Errores durante los dos primeros años de vida (II)

Errores durante los dos primeros años de vida (II)

Continuando con el anterior capítulo publicado vamos a seguir contando los errores más frecuentes que cometemos los padres al atender a los lactantes o niños menores de dos años de vida.

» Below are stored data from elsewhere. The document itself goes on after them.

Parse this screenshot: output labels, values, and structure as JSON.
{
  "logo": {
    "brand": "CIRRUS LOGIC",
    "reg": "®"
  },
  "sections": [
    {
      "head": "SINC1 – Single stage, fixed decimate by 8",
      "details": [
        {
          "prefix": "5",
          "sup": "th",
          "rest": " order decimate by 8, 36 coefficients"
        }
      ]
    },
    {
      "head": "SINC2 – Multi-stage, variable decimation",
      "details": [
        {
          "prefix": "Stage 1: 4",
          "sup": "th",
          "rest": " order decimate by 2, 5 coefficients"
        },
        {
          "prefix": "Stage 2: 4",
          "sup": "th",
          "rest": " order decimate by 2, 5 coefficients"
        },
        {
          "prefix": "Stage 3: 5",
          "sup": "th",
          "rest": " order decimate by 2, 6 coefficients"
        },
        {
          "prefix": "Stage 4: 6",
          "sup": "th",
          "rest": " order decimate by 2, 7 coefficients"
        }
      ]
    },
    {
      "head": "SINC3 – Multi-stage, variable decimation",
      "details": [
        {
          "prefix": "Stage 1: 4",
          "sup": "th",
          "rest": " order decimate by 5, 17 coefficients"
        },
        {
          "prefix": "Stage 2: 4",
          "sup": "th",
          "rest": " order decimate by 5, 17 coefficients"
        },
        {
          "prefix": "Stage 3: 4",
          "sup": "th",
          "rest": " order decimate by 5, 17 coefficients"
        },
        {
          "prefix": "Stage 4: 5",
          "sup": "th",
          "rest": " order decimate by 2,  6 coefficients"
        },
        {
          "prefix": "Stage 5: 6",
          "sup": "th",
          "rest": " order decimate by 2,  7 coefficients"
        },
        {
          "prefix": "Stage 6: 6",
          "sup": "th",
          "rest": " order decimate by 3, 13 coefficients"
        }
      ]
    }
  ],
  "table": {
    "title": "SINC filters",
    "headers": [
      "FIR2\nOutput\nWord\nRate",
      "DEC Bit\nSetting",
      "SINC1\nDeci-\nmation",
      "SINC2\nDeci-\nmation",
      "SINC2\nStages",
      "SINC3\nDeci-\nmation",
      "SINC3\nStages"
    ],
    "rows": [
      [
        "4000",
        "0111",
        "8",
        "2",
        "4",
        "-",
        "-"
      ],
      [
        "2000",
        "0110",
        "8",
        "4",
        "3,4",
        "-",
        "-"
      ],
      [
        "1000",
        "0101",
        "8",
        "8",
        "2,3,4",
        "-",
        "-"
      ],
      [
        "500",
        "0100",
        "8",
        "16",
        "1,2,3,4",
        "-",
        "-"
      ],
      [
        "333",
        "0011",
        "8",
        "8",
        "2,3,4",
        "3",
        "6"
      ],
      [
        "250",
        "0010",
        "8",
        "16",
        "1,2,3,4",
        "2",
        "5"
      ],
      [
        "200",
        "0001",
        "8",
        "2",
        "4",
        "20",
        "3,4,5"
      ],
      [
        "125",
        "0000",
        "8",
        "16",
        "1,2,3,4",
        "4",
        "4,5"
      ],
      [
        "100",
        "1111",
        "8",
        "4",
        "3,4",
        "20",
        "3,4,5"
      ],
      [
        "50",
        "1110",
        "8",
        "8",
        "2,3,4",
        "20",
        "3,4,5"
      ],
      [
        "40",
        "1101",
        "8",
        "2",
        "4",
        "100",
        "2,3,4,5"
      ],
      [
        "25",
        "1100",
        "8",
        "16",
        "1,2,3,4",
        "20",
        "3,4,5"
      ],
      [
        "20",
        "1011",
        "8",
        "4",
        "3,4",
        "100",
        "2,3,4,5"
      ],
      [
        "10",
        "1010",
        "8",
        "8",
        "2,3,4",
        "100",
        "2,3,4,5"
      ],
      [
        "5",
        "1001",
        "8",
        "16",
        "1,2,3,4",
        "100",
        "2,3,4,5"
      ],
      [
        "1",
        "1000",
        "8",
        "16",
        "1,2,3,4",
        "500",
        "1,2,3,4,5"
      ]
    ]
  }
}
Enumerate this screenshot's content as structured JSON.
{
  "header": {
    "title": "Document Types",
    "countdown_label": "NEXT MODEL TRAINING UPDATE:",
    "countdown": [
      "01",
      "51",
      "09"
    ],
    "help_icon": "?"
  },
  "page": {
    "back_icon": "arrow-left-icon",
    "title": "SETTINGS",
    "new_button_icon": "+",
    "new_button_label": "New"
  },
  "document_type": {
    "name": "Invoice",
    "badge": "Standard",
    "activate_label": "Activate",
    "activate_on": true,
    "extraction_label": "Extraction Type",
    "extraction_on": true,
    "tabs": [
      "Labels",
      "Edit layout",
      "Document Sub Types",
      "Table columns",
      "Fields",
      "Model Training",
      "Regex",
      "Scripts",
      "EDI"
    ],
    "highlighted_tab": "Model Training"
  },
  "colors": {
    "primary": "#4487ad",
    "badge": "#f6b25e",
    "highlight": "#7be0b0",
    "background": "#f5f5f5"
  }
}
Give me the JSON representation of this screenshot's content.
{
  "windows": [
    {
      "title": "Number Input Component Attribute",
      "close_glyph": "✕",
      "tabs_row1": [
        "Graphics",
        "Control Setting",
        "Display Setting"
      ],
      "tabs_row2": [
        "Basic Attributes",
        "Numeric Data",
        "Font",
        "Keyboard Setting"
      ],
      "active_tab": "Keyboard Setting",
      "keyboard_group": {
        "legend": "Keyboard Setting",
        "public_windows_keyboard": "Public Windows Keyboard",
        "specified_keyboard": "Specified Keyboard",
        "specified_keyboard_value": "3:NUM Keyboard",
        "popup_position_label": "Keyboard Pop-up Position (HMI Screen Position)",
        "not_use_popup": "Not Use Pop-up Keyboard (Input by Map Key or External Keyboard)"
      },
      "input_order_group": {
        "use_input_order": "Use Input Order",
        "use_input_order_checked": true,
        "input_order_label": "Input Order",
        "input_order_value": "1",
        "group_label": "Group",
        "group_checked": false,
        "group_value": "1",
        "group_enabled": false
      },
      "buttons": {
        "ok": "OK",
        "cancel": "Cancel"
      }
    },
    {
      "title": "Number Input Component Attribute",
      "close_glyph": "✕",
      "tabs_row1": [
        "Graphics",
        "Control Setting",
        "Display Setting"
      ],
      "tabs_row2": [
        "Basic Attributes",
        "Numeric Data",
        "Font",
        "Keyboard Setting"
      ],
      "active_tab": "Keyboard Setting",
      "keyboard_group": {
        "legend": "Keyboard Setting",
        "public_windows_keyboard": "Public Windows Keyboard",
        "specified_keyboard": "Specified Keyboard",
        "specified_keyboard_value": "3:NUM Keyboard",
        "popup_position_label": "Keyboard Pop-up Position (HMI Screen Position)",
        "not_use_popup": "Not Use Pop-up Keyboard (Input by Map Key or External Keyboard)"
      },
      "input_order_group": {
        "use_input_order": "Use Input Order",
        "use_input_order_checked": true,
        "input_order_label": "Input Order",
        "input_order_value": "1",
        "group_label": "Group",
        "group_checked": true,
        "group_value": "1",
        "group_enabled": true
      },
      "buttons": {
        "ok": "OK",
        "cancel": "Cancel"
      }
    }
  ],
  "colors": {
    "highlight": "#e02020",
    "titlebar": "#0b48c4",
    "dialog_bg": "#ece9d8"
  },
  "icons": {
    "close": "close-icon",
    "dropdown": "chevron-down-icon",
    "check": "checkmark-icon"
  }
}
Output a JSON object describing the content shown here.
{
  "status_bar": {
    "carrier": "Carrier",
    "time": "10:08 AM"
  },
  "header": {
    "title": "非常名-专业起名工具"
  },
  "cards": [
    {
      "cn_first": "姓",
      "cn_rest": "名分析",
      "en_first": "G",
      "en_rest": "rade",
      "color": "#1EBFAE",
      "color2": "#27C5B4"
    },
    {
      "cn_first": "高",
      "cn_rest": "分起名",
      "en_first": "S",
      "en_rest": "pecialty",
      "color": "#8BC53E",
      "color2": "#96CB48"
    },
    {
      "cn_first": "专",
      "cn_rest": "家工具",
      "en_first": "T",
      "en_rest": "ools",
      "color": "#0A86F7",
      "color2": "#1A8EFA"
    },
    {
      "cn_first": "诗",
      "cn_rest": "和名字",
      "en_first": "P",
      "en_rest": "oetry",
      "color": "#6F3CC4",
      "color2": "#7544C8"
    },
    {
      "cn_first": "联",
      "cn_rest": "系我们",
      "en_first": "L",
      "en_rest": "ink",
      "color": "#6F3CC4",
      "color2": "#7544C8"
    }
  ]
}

El momento de la comida puede convertirse en un suplicio tanto para la persona adulta que intentar darle de comer como para el niño que solo con oír la cuchara moverse en el plato, ya huye despavorido. Muchos padres se van a ver identificados con unas actitudes que se repiten diariamente y que lo único que consiguen es que el niño cada vez coma peor. Deberemos de ofrecer una comida atractiva, con platos y vasos de colores y si tienen dibujos en el fondo mejor pues así favoreceremos su interés por descubrirlos y de paso conseguiremos que se coma todo lo del el plato. Por tanto, alimentación atractiva. Evitar distraerlo con caras raras del padre, saltos de la madre o disfraces de la abuela para abstraerlo y que abra la boca sin darse cuenta. Craso error. El lactante debe de comer sin distracción, es un acto fisiológico y agradable y si entramos en la dinámica del juego, estamos perdidos ya que cada vez tendremos que inventar situaciones más inverosímiles para que el niño coma. Lo mismo sucede colocándolo delante de la TV para distraerlo y así darle la alimentación sin que se de cuenta. Mala solución pues si el programa no tiene los estímulos adecuados estamos perdidos por lo que lo mejor es no acostumbrarlo.

Otro error frecuente es darle de comer a la carta con un menú interminable para que si no quiere una cosa, le preparemos otra y así sucesivamente. No caigamos en esto. Lo que hemos preparado para comer es lo que toca, si no se lo come, sin enfadarnos, lo retiramos de la mesa y le invitamos a que la abandone, ya merendará y si tampoco quiere la merienda, ya cenará. Si mantenemos una actitud firme, seguro que a los pocos días empezará a comer mejor. Evitar por otro lado el darle alimentos sólidos antes del año y frutos secos antes de los 3 años pues pueden aspirarlos y padecer un atragantamiento que podría tener consecuencias fatales.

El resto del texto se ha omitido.